CG: Yes. Because I translate contemporary poetry and literature, I have the good fortune of being able to consult with the author and, in many cases with poetry, work closely with them, so that is a real advantage. Translating a language like Swedish has a lot of similarities to English, so it can come down to shimmer versus glimmer, and the Swedish poets I work with understand these differences. It is really fun that we can work on it together.
I’ve also been very fortunate to work with poets and writers who understand we’re making something new and that I may not, for example, be able to bring over some of the tonal music of Swedish in a line, but I might use some sibilance to get an “s” sound in there, to alert the reader at least that this is a musical poem.
PW: It is fascinating how sound plays a role. I hadn’t considered that. Maintaining the same musicality can be challenging when you switch languages, especially with languages that have no similarities. Do you have any advice for writers who are interested in working in language translation?
CG: Anyone who wants to try translation should jump in and give it a shot. Many great works need to be translated, especially in non-European languages. The rise of online journals in the past decade has increased opportunities for many. Getting translated works accepted is hard, as it is often not the priority at journals or publishing houses. When submitting translated work to The Cortland Review, we encourage people to tell us about the poet and the work. Be persistent and keep sending that work out there and not just for submission; read and go to readings of translated work. It’s essential not just to be bound up in the publishing machine. Champion translated books and people talking about translated work. You can go to translator conferences; AWP has so much translation stuff. There are journals seeking people to write reviews of translations. That is another excellent way to participate in translated literature. Eventually, agents and publishing houses will know that you work in a specific language and that some authors should be translated. You start being asked to do project samples and build your translation. American Literary Translators Association (ALTA) has emerging translator fellowships you can apply to, and you don’t even have to have published works. They will pair you with a mentor in your language. Governments of countries also have fellowships. I have gone to Sweden several times as part of emerging translator fellowships, and I did not have an extensive resume of books published. There are many avenues for making those connections, but it takes persistence.
PW: What poets have influenced your style and approach to writing?

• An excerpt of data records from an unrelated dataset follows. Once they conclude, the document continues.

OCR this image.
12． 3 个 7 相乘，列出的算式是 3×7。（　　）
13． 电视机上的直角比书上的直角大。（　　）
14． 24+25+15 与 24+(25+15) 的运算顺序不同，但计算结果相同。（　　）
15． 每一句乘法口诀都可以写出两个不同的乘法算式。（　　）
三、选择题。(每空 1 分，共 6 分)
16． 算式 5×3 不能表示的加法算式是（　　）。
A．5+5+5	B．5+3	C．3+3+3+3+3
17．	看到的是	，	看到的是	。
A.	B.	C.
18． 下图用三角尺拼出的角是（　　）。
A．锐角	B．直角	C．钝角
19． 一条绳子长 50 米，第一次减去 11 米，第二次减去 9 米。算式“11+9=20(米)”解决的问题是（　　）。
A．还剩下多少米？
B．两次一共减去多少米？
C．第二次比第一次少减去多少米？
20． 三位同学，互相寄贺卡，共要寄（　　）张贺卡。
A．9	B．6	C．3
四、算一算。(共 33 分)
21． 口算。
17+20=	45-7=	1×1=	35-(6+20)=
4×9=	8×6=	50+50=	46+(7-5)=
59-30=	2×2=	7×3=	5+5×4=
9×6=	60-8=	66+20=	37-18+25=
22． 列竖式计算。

CG: Carl Phillips, Carlos Drummond de Andrade, Louise Glück, Amy Clampitt, C. P. Cavafy, Diane Seuss, Federico García Lorca, Henri Cole, Brigit Pegeen Kelly, Elizabeth Bishop, Sandra Lim, W.S. Merwin, and Thom Gunn were big influences for me.
PW: What are you reading right now? It doesn’t have to be poetry.
CG: I just finished Diane Seuss’s book Modern Poetry. The Palace of Forty Pillars by Armen Davoudian is also excellent. Ward Toward by Cindy Juyoung Ok, a translator who will be on the faculty with me at The Kenyon Review. Silver by Rowan Ricardo Phillips and Couplets by Maggie Millner. There is so much good stuff right now. It’s awesome.
PW: Thank you again, Christian, for taking the time to talk to me today. It was inspiring to hear about your journey, and I am so excited about your book’s official release. Enjoy it!
Paula Williamson is a Black Queer writer and mom of three in the Bay Area. She is currently an MFA Candidate in Playwriting at Antioch University and the CNF Editor for Lunch Ticket. Her poetry has appeared in Parenthesis Journal, The Chestnut Review, Manastash Literary Journal, and Pulse Magazine.